Aux petits oignons
« Lentement, avec soin, pour que ça dure encore, je faisais la cuisine pour ces gens absents pendant ces après-midi-là. je faisais une soupe pour qu’ils la trouvent prête au cas où ils auraient très faim. s’il n’y avait pas de soupe prête, il n’y avait rien du tout. S’il n’y avait pas une chose prête, il n’y avait rien, c’est qu’il n’y avait personne. Souvent les provisions étaient là, achetées du matin, alors il n’y avait plus qu’à éplucher les légumes, mettre la soupe à cuire et écrire. Rien d’autre. » Marguerite Duras La Vie matérielle (éd. folio p. 54)

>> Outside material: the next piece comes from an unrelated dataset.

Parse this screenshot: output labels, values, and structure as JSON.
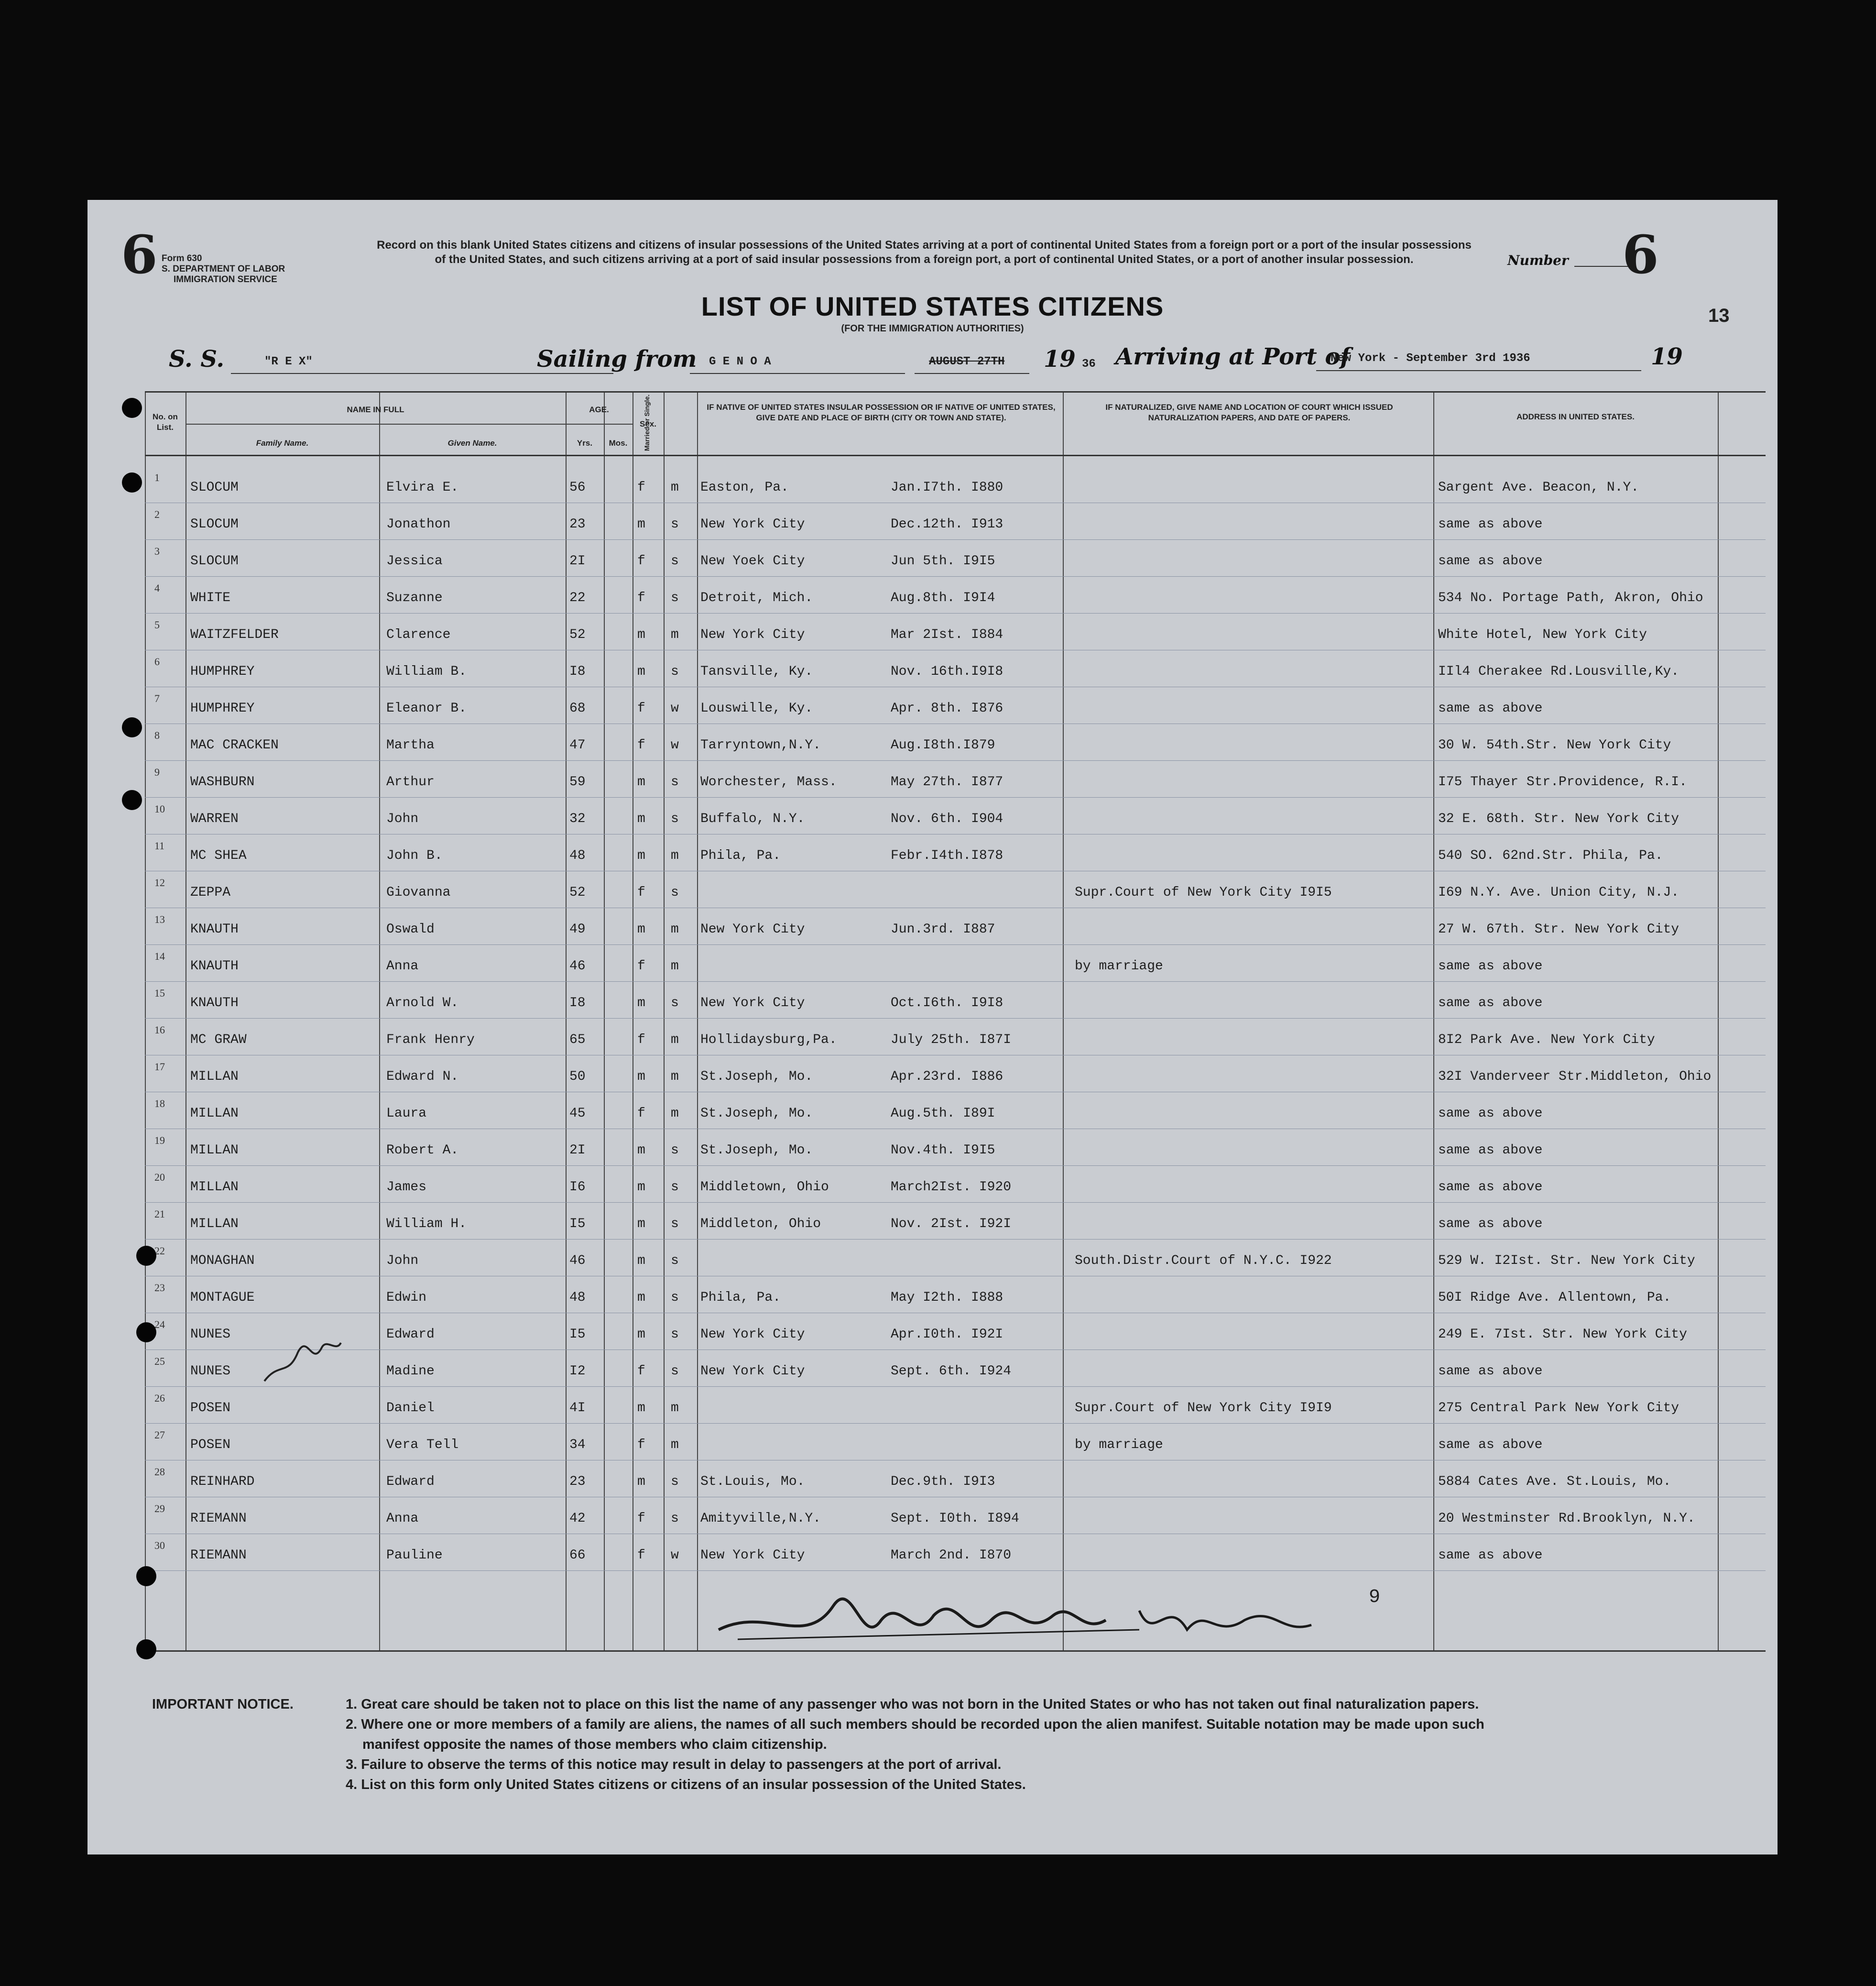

Cette expression, « Aux petits oignons », digne des cordons bleus les plus fins désigne quelque chose de parfait, préparé avec beaucoup de soin. Lorsque l’on prépare un plat avec soin, il arrive qu’on l’accommode avec des oignons finement coupés et dorés à la poêle, d’où la naissance de l’expression « préparer un plat aux petits oignons ». Ce n’est qu’à partir du milieu du XIXe siècle que l’expression s’est ensuite étendue pour évoquer quelque chose que l’on a préparée en y mettant tout son cœur.

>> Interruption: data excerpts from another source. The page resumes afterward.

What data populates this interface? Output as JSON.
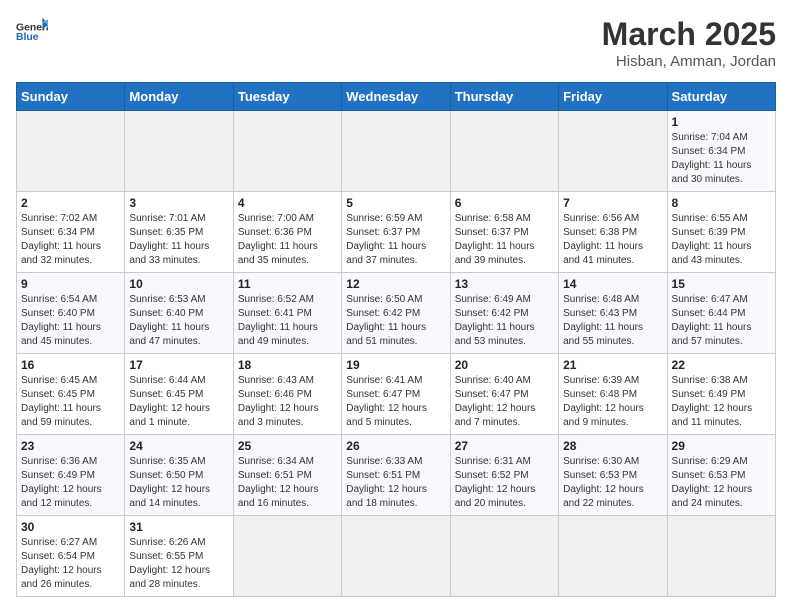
{
  "header": {
    "logo_general": "General",
    "logo_blue": "Blue",
    "month_title": "March 2025",
    "subtitle": "Hisban, Amman, Jordan"
  },
  "weekdays": [
    "Sunday",
    "Monday",
    "Tuesday",
    "Wednesday",
    "Thursday",
    "Friday",
    "Saturday"
  ],
  "weeks": [
    [
      {
        "day": "",
        "info": ""
      },
      {
        "day": "",
        "info": ""
      },
      {
        "day": "",
        "info": ""
      },
      {
        "day": "",
        "info": ""
      },
      {
        "day": "",
        "info": ""
      },
      {
        "day": "",
        "info": ""
      },
      {
        "day": "1",
        "info": "Sunrise: 7:04 AM\nSunset: 6:34 PM\nDaylight: 11 hours\nand 30 minutes."
      }
    ],
    [
      {
        "day": "2",
        "info": "Sunrise: 7:02 AM\nSunset: 6:34 PM\nDaylight: 11 hours\nand 32 minutes."
      },
      {
        "day": "3",
        "info": "Sunrise: 7:01 AM\nSunset: 6:35 PM\nDaylight: 11 hours\nand 33 minutes."
      },
      {
        "day": "4",
        "info": "Sunrise: 7:00 AM\nSunset: 6:36 PM\nDaylight: 11 hours\nand 35 minutes."
      },
      {
        "day": "5",
        "info": "Sunrise: 6:59 AM\nSunset: 6:37 PM\nDaylight: 11 hours\nand 37 minutes."
      },
      {
        "day": "6",
        "info": "Sunrise: 6:58 AM\nSunset: 6:37 PM\nDaylight: 11 hours\nand 39 minutes."
      },
      {
        "day": "7",
        "info": "Sunrise: 6:56 AM\nSunset: 6:38 PM\nDaylight: 11 hours\nand 41 minutes."
      },
      {
        "day": "8",
        "info": "Sunrise: 6:55 AM\nSunset: 6:39 PM\nDaylight: 11 hours\nand 43 minutes."
      }
    ],
    [
      {
        "day": "9",
        "info": "Sunrise: 6:54 AM\nSunset: 6:40 PM\nDaylight: 11 hours\nand 45 minutes."
      },
      {
        "day": "10",
        "info": "Sunrise: 6:53 AM\nSunset: 6:40 PM\nDaylight: 11 hours\nand 47 minutes."
      },
      {
        "day": "11",
        "info": "Sunrise: 6:52 AM\nSunset: 6:41 PM\nDaylight: 11 hours\nand 49 minutes."
      },
      {
        "day": "12",
        "info": "Sunrise: 6:50 AM\nSunset: 6:42 PM\nDaylight: 11 hours\nand 51 minutes."
      },
      {
        "day": "13",
        "info": "Sunrise: 6:49 AM\nSunset: 6:42 PM\nDaylight: 11 hours\nand 53 minutes."
      },
      {
        "day": "14",
        "info": "Sunrise: 6:48 AM\nSunset: 6:43 PM\nDaylight: 11 hours\nand 55 minutes."
      },
      {
        "day": "15",
        "info": "Sunrise: 6:47 AM\nSunset: 6:44 PM\nDaylight: 11 hours\nand 57 minutes."
      }
    ],
    [
      {
        "day": "16",
        "info": "Sunrise: 6:45 AM\nSunset: 6:45 PM\nDaylight: 11 hours\nand 59 minutes."
      },
      {
        "day": "17",
        "info": "Sunrise: 6:44 AM\nSunset: 6:45 PM\nDaylight: 12 hours\nand 1 minute."
      },
      {
        "day": "18",
        "info": "Sunrise: 6:43 AM\nSunset: 6:46 PM\nDaylight: 12 hours\nand 3 minutes."
      },
      {
        "day": "19",
        "info": "Sunrise: 6:41 AM\nSunset: 6:47 PM\nDaylight: 12 hours\nand 5 minutes."
      },
      {
        "day": "20",
        "info": "Sunrise: 6:40 AM\nSunset: 6:47 PM\nDaylight: 12 hours\nand 7 minutes."
      },
      {
        "day": "21",
        "info": "Sunrise: 6:39 AM\nSunset: 6:48 PM\nDaylight: 12 hours\nand 9 minutes."
      },
      {
        "day": "22",
        "info": "Sunrise: 6:38 AM\nSunset: 6:49 PM\nDaylight: 12 hours\nand 11 minutes."
      }
    ],
    [
      {
        "day": "23",
        "info": "Sunrise: 6:36 AM\nSunset: 6:49 PM\nDaylight: 12 hours\nand 12 minutes."
      },
      {
        "day": "24",
        "info": "Sunrise: 6:35 AM\nSunset: 6:50 PM\nDaylight: 12 hours\nand 14 minutes."
      },
      {
        "day": "25",
        "info": "Sunrise: 6:34 AM\nSunset: 6:51 PM\nDaylight: 12 hours\nand 16 minutes."
      },
      {
        "day": "26",
        "info": "Sunrise: 6:33 AM\nSunset: 6:51 PM\nDaylight: 12 hours\nand 18 minutes."
      },
      {
        "day": "27",
        "info": "Sunrise: 6:31 AM\nSunset: 6:52 PM\nDaylight: 12 hours\nand 20 minutes."
      },
      {
        "day": "28",
        "info": "Sunrise: 6:30 AM\nSunset: 6:53 PM\nDaylight: 12 hours\nand 22 minutes."
      },
      {
        "day": "29",
        "info": "Sunrise: 6:29 AM\nSunset: 6:53 PM\nDaylight: 12 hours\nand 24 minutes."
      }
    ],
    [
      {
        "day": "30",
        "info": "Sunrise: 6:27 AM\nSunset: 6:54 PM\nDaylight: 12 hours\nand 26 minutes."
      },
      {
        "day": "31",
        "info": "Sunrise: 6:26 AM\nSunset: 6:55 PM\nDaylight: 12 hours\nand 28 minutes."
      },
      {
        "day": "",
        "info": ""
      },
      {
        "day": "",
        "info": ""
      },
      {
        "day": "",
        "info": ""
      },
      {
        "day": "",
        "info": ""
      },
      {
        "day": "",
        "info": ""
      }
    ]
  ]
}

De tout son cœur, c’est sans doute comme cela que Marguerite Duras faisait la cuisine pour les gens qu’elle aimait. C’est ce qu’elle laisse entendre dans ce passage : « je ne suis pas très expansive, mais les gens ne se trompent pas là-dessus parce que je leur donne à manger… Je ne leur dis pas que je les aime, ne les embrasse pas, je ne suis pas quelqu’un de tendre, alors je fais à manger pour les autres…. » (La cuisine de Marguerite, p. 46)
ça mijote !
L’expression « aux petits oignons » fait également penser aux plats qui mijotent lentement au coin de la cheminée ou plus récemment sur les cuisinières à bois. Généralement appelé pot à cuire, sa forme s’adapte aux types d’ingrédient : daubière, caquelon, plat à cassoulet, plat à poisson…. marmite, cocotte, etc. Par extension dès le moyen-âge, le pot à cuire a donné le nom « potage » aux aliments cuits à l’eau (voir « Les petits plats dans les grands » ).